Gordon Linoff has been a self-starter in many ways. To name a few, he, along with Michael Berry, founded Data Miners Inc. in 1998. Gordon was also one of the first experts who SAS looked to in the 1990s to start the ever-popular SAS Business Knowledge Series. He has consulted for a wide range of companies including Bank of America, BT, The Limited, The New York Times, T-Mobile, The Teaching Company and Pfizer, and he has authored some of the most widely respected data mining books in the world.
In a couple of weeks, Gordon will be hosting a special breakfast during our annual users conference, Discovery Summit 2011 in Denver. I caught up with Gordon recently to discuss what cool new projects he's been working on lately.
How would you describe survival mining? Tell me about some of the interesting work that you’ve been doing in this area.
Data mining is the process of analyzing large amounts of data to solve real-world problems. Survival data mining is specifically applied to time-to-event problems. The classic example is trying to understand when customers will leave. The question is not whether or not a customer will eventually stop. The question is how long will the customer remain as a customer.

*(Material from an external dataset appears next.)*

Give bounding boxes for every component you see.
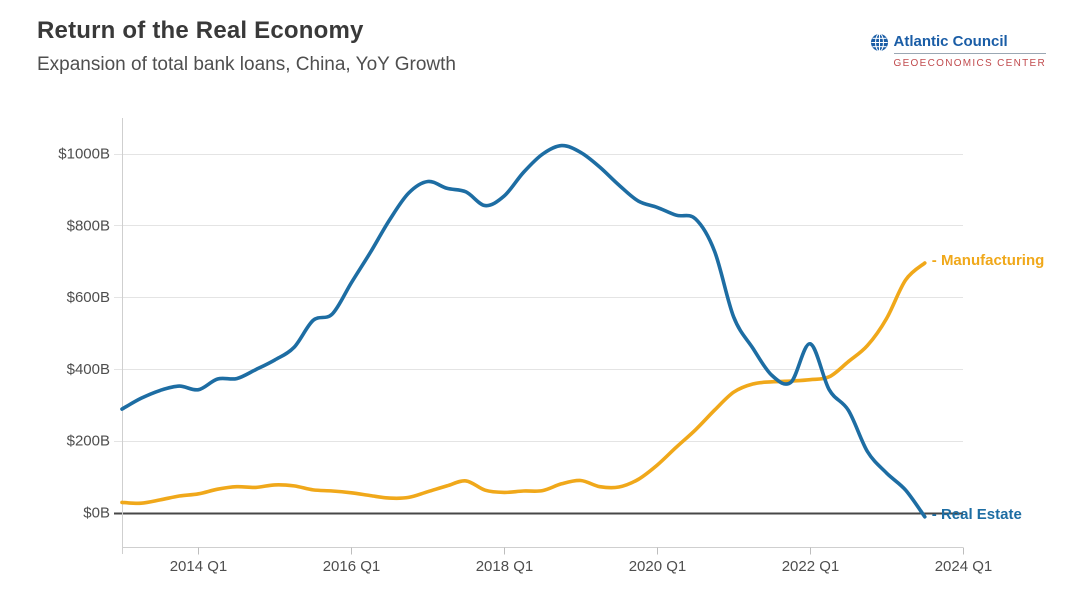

This simple example of using survival analysis for understanding customer retention has several direct uses. Customer profitability is related to two factors: how profitable is a customer per unit time times how long is a customer expected to stay? The second half of this equation is survival analysis. Another use is forecasting customer numbers in the future. Forecasts built from the bottom-up – using survival analysis – are more powerful than forecasts built from the top-down because you can more easily drill down to find the factors that influence the forecast.
And, customer retention is only one application. Since I started using survival data mining about 10 years ago, I see time-to-event problems everywhere. The question is not whether a customer will reactivate, but how long until the reactivation. The question is not whether or not a customer will make a purchase, but how long until the next purchase. What retailers call purchase velocity can be measured and visualized using survival data mining.
You’ve now authored many books, one of which is now in its third edition. Explain some of the new material that you cover in this edition that hasn’t been included in past. What are some of the key insights you want people to take away from this book?
Although inspired by the earlier two editions, Michael Berry and I rewrote all the chapters, added several new ones and combined some of the earlier ones. The book is still divided into three parts. The first few chapters are an overview of data mining and the data mining process, illustrated with stories based on what we've learned over the years. The bulk of the book is the techniques chapters, with a separate chapter for each major technique. The rest of the book puts data mining into the context of the business, with discussions on data, data warehousing and more case studies.
Perhaps the most interesting new chapter is the chapter on text mining, which includes a wonderful case study about successes that DirecTV has had using text mining. Another important new chapter covers principal components and singular value decomposition. This chapter was quite challenging to write, since our book emphasizes understanding the techniques over matrix algebra. Clustering is such an important family of techniques that we split the original chapter in two, adding much more discussion of techniques, such as expectation maximization clustering, hierarchical clustering and other clustering methods.
Longtime SAS users will recognize you as a crucial instructor for many years with the SAS Business Knowledge Series. What has been your favorite class to teach and why?
All my courses are my favorite. Michael and I actually helped found the Business Knowledge Series more than 10 years ago. SAS has had a long history of providing excellent training for its software. In the late 1990s, they decide to leverage the investment in training by bringing in outside experts to talk about different subjects, and we were the first trainers to offer such a course.
Your consulting works spans many industries (and many countries). What are you currently working on, and what has been most interesting to you about this project?
I work on a wide variety of projects. One of my projects is working with a large, content-providing website to encourage customers to become paying subscribers. This is challenging because the volume of data being gathered is so large.
I recently finished a small project outside the business area. FORGE is a program in New Jersey designed to help women parolees adjust to life outside prison – and to prevent recidivism. This allowed me to apply survival analysis to an interesting domain, where the purpose is to help people and prevent crime.
Some of my work is more on the "data" side more than on the "mining" side. For the past year, I have been working with the Lehman Brothers estate, helping to make sense of the data that describes the derivative transactions involved in the bankruptcy proceedings.